Restic for large backup / db

Hi there,

I’ve just started using restic on a number of smaller projects. I’d now like to use it with a much larger client account, to back up a 3GB mysql database and around 600,000 individual files taking up almost 200GB.

My usual setup
restic backup /path/to/lots/of/files
mysqldump | restic backup --stdin --stdin-filename db.sql

Is this setup ok for larger projects or do you have any advice on how to optimise it? Should I for example run mysqldump first, then compress the file, before backing it up?

Also, what sort of impact on the server can I expect while running this job? Will it noticeably affect performance?

Edit: finally: I understand that restic keeps a file cache. How large are the storage requirements for this file cache, compared to the files being backed up?

Many thanks - Nils

Hey, welcome to the forum!

I personally don’t have any experience with saving large mysql DBs with restic (yet). So if you try it, please report back!

Compressing the file is probably not a good idea, then the deduplication won’t be able to work because all the data will change.

Edit: finally: I understand that restic keeps a file cache. How large are the storage requirements for this file cache, compared to the files being backed up?

Restic keeps a metadata cache, that’s correct. The size depends on the number of flies/dirs, and the complete file size. I’ve read reports of 1% to 10% metadata (=cache size) relative to the data size to be saved.

1 Like

There’s a parallel thread in part about backing up MySQL dumps with restic, see: Side by Side with Duplicity for a Large MySQL Database

1 Like

Thanks for all the input so far.

I’ve now had a chance to experiment. Restic took 24 minutes to index the 600k files. However we back up to OVH and the backup failed repeatedly with 503 error messages and ‘key already exists’ error messages, similar to https://github.com/restic/restic/issues/1375

Tests with smaller directories worked fine, so it seems to be linked to backing up so many files to OVH in one go.

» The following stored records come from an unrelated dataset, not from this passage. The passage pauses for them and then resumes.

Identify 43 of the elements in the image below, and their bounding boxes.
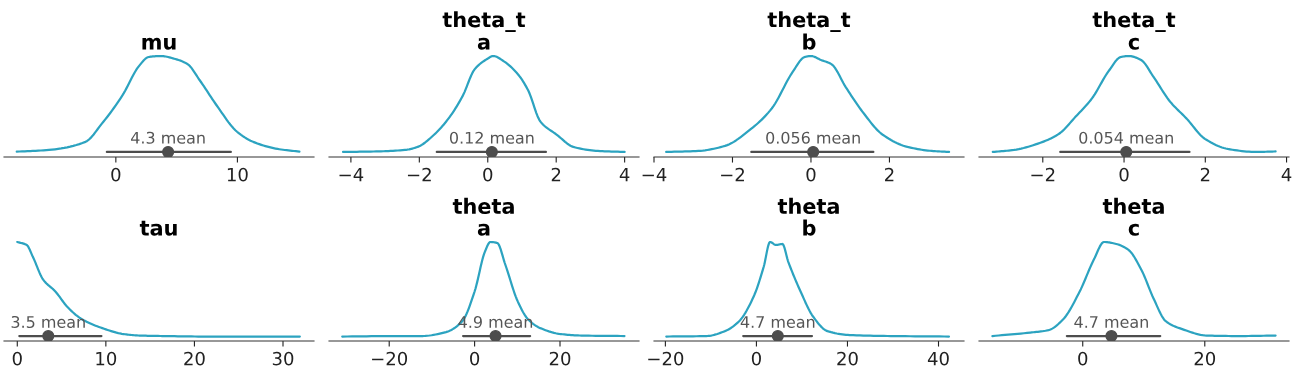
annotation: 0.056 mean xyxy=(766,131,860,144)
annotation: 4.7 mean xyxy=(1074,316,1148,328)
chart-title: mu xyxy=(142,37,176,50)
x-tick-label: 0 xyxy=(470,351,480,366)
x-tick-label: 0 xyxy=(111,167,121,182)
chart-title: theta a xyxy=(452,197,514,236)
x-tick-label: 2 xyxy=(1200,167,1210,182)
x-tick-label: 20 xyxy=(1194,351,1216,366)
x-tick-label: 4 xyxy=(1281,167,1292,182)
chart-title: theta c xyxy=(1102,197,1164,236)
x-tick-label: 0 xyxy=(806,167,816,182)
x-tick-label: 20 xyxy=(184,351,205,366)
x-tick-label: 0 xyxy=(12,351,22,366)
x-tick-label: −4 xyxy=(339,167,364,182)
annotation: 0.12 mean xyxy=(449,131,534,144)
x-tick-label: 40 xyxy=(927,351,949,366)
chart-title: theta_t a xyxy=(442,11,526,50)
x-tick-label: 30 xyxy=(272,351,294,366)
x-tick-label: −2 xyxy=(721,167,744,182)
x-tick-label: 2 xyxy=(885,167,894,182)
x-tick-label: 10 xyxy=(96,351,117,366)
x-tick-label: 10 xyxy=(227,167,248,182)
x-tick-label: 20 xyxy=(837,351,858,366)
x-tick-label: −20 xyxy=(648,351,684,366)
x-tick-label: −20 xyxy=(372,351,408,366)
x-tick-label: 0 xyxy=(751,351,761,366)
x-tick-label: 20 xyxy=(549,351,571,366)
annotation: 3.5 mean xyxy=(11,315,85,328)
annotation: 0.054 mean xyxy=(1079,131,1173,144)
x-tick-label: 2 xyxy=(551,167,561,182)
x-tick-label: 0 xyxy=(483,167,493,182)
chart-title: theta_t b xyxy=(767,11,851,50)
annotation: 4.3 mean xyxy=(131,131,205,144)
x-tick-label: 4 xyxy=(619,167,630,182)
x-tick-label: 0 xyxy=(1119,167,1129,182)
x-tick-label: −4 xyxy=(642,167,667,182)
chart-title: theta_t c xyxy=(1092,11,1176,50)
x-tick-label: −2 xyxy=(1031,167,1055,182)
chart-title: theta b xyxy=(777,197,839,236)
x-tick-label: 0 xyxy=(1078,351,1088,366)
x-tick-label: −2 xyxy=(407,167,431,182)
chart-title: tau xyxy=(139,220,177,236)
annotation: 4.7 mean xyxy=(740,316,815,328)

I really like restic but don’t see a way forward at this stage for such a large backup. Will try some other libraries.

Hey, thanks for the feedback. Which version of restic did you use for the tests?

The problem here isn’t restic as such, but the OVH Swift service. Swift seems to be one of the “eventual” consistent backups, so when restic issues a DELETE operation to remove some file in order to retry uploading it, the deletion may happen at some point in the future. When the next upload process is started, the file is still there, so the upload fails.

We mitigated this in recent restic versions (especially 0.8.3 contains many fixes in this regard), but it may very well be the case that the OVH Swift service is not suited well for restic. With other Swift based services (e.g. the one from memset) it works great!

We test all our backends against live services, for a long time we used the OVH service for the that. We had many problems with flaky tests of the Swift backend, especially deleted files weren’t really removed for several minutes. When we switched to memset for running the tests (they support us and provided a free test account!), the flakyness was completely gone.

The Swift backend (especially with OVH) is one of the most problematic backends.

Did you give a different service a try? BackBlaze B2 or one of the S3 based services (e.g. AWS) are pretty popular and work very well with restic…

1 Like

Thank you so much for your input. I was using 0.81 but have tried again with 0.83, unfortunately with the same results.

panic: client.PutObject: HTTP Error: 503: 503 Service Unavailable

In addition a lock remains on the repository afterwards and, after unlocking, the check command yields a lot of errors like this:

pack f7844864fa0a25e9a6dc4312ef32317a05ed81a2745346280bde0000bed6: not referenced in any index
check snapshots, trees and blobs
Fatal: repository contains errors

We are unfortunately tied to OVH for the time being, so I’m not sure I can improve on the situation at the moment.

Hm, that’s a bummer. The panic will only occurs after restic gave up after several tries uploading a file.

The errors in the check command are not critical (there’s more data saved in the repo than necessary), it’s cleaned up on the next run of restic prune.

I’m sorry that it doesn’t work so well for you.